The victim’s testimony and explanation of the lasting psychological damage that so often follows violence, makes it more difficult for the offender to distance themselves from their crime. Due to the unusual clarity of the facts which showed that this attack was entirely unprovoked, it was difficult for the young girl to justify or explain her actions. Throughout the process the offender was crying, as she was unable to distance herself from the gravity of the situation. Her family, one by one, spoke to her about the crime and each member told her they were ashamed of her actions. This made it clear that her family were not only deeply affected, but were also hurt and disappointed. In this case the girl was unable to explain why she had acted in the way she did, and was deeply shaken by the process. Her family’s response undoubtedly added to the intensity of her remorse.

Direct Approach
Recognising the pain and humiliation caused to those who are close to the offender is arguably much more punishing than removing yourself and being placed behind bars. The distance towards the victim and minimal contact with their own families which is a consequence of incarceration fails to address the problem head on. However punishment is not the purpose of the RJ system, it is rather reconciliation and rehabilitation as well as opening a dialogue between victim and offender. Many offenders want to apologise and contact the victim, while many victims want to emphasise the impact the crime has had on their lives. Naturally the victim is not always willing to participate and without the victim’s involvement there can be no restorative justice process of this kind. RJ can also be mistaken/misused as means for taking revenge and seeking out the perpetrator, or as a way of avoiding a prison or community sentence. These risks do exist and are considered on a case by case basis, as each case is examined individually to assess the suitability of RJ. The aim of RJ is to minimise crime and thus facilitate building and strengthening safe communities.

After the RJ process
Restorative justice processes focus on the victims and perpetrators of a crime and are expected to change/limit re-offending behaviour. Reducing re-offending behaviour is often generally achieved in RJ and conventional criminal justice responses by the referral of offenders to appropriate treatment programmes.
Through RJ, offenders can be active participants in making decisions on what the reparative and rehabilitative outcomes should be. It has been shown, that people who take part in this process are more likely to comply with the outcomes. Therefore it is vital, that the defendant is also heard at the FGC level to ensure he/she is granted some input and the process is more effectively “restorative”.
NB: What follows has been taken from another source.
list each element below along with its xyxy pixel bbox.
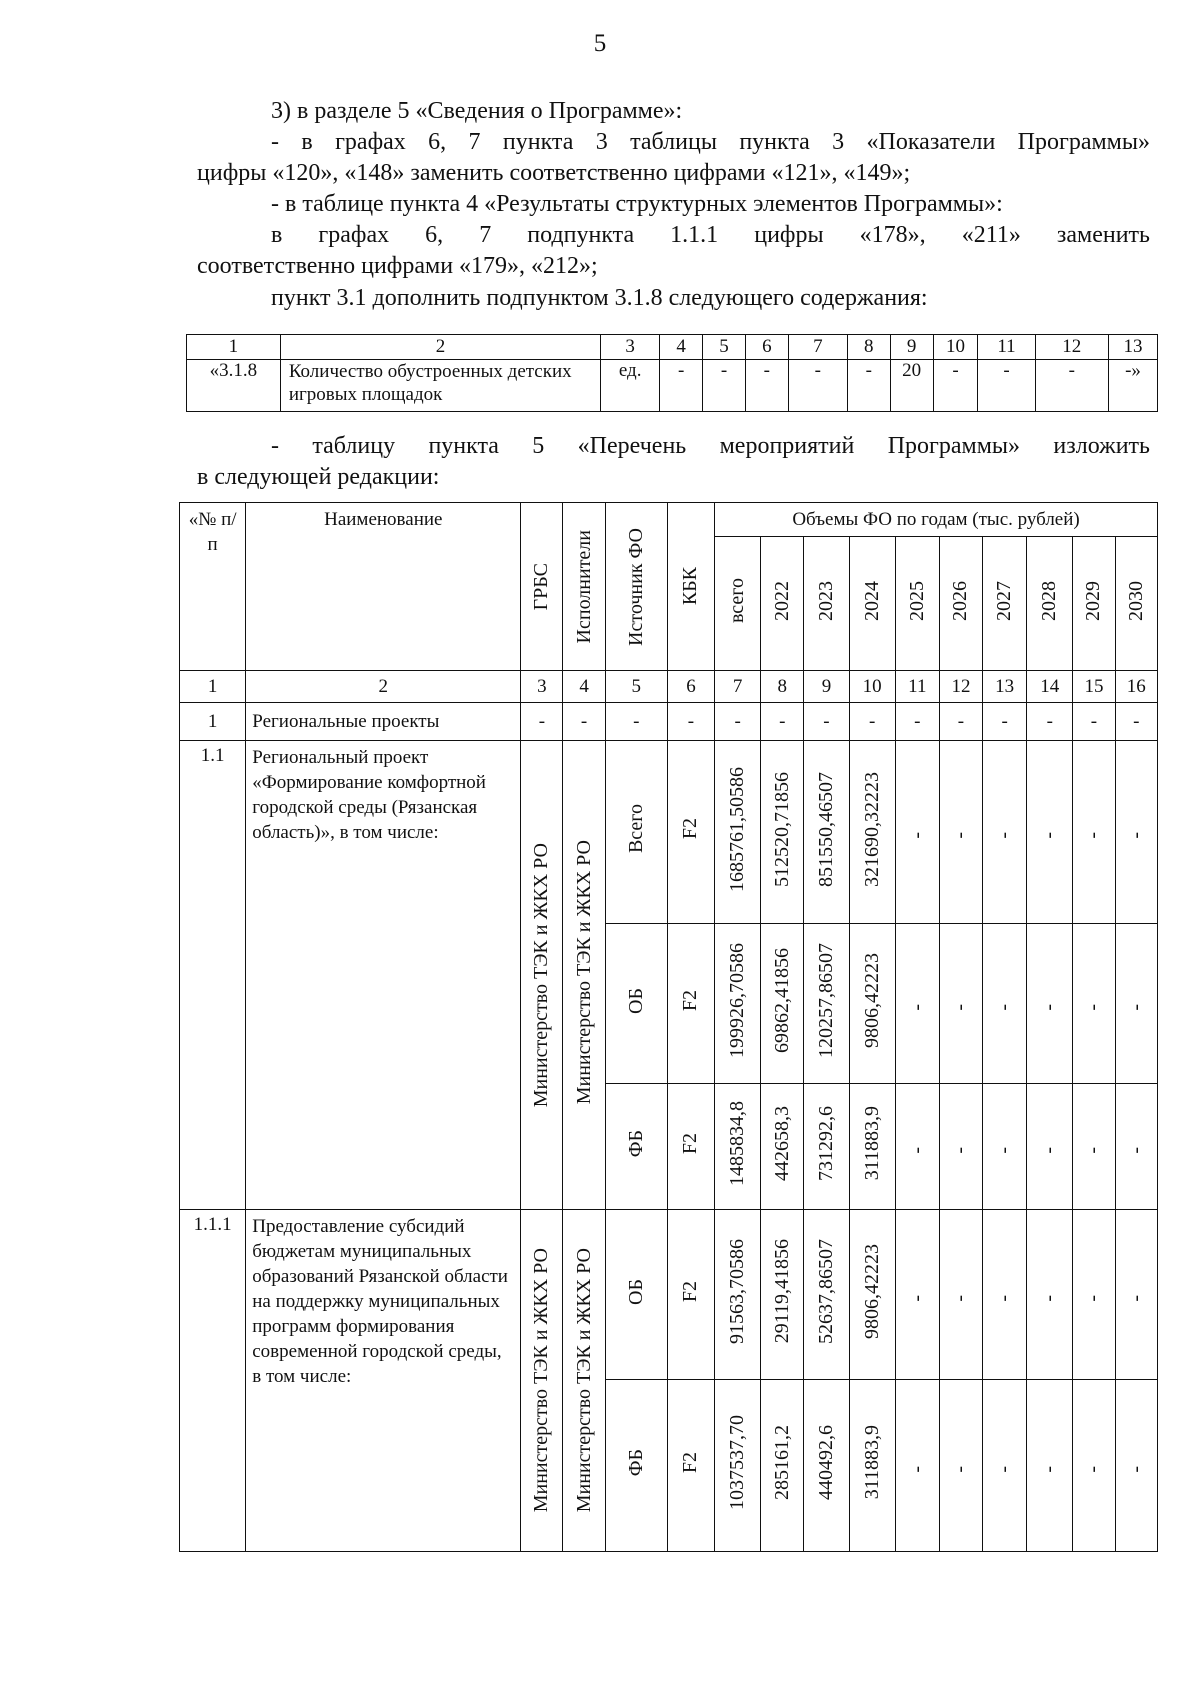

For victims, RJ has three primary objectives; the restoration of a sense of security, self-respect and dignity, as well as the restoration of a sense of control. Facing the perpetrator can help the victim to overcome the trauma, anger or fear in relation to the offence. However it works in different ways for different people. Kiera’s friend suffered from depression for a number of years after the attack and it’s unclear whether her experience of the RJ process exacerbated or lessened these problems.

Conclusion
Although restorative justice may not heal all wounds, it can be used as a healthy and more direct response to dealing with crime. The application in youth courts appears to be particularly appropriate and largely effective in most cases. Young people are likely to respond positively to the set up of RJ and to the dialogue it creates between the all the parties involved. Juvenile offenders also have a better chance of being rehabilitated than adults, therefore a RJ system focused on rehabilitation and reconciliation is extremely favourable. RJ can allow a flexible, effective and inclusive approach to the needs of young people who have broken the law, their victims and, indirectly, to the interests of the community as a whole.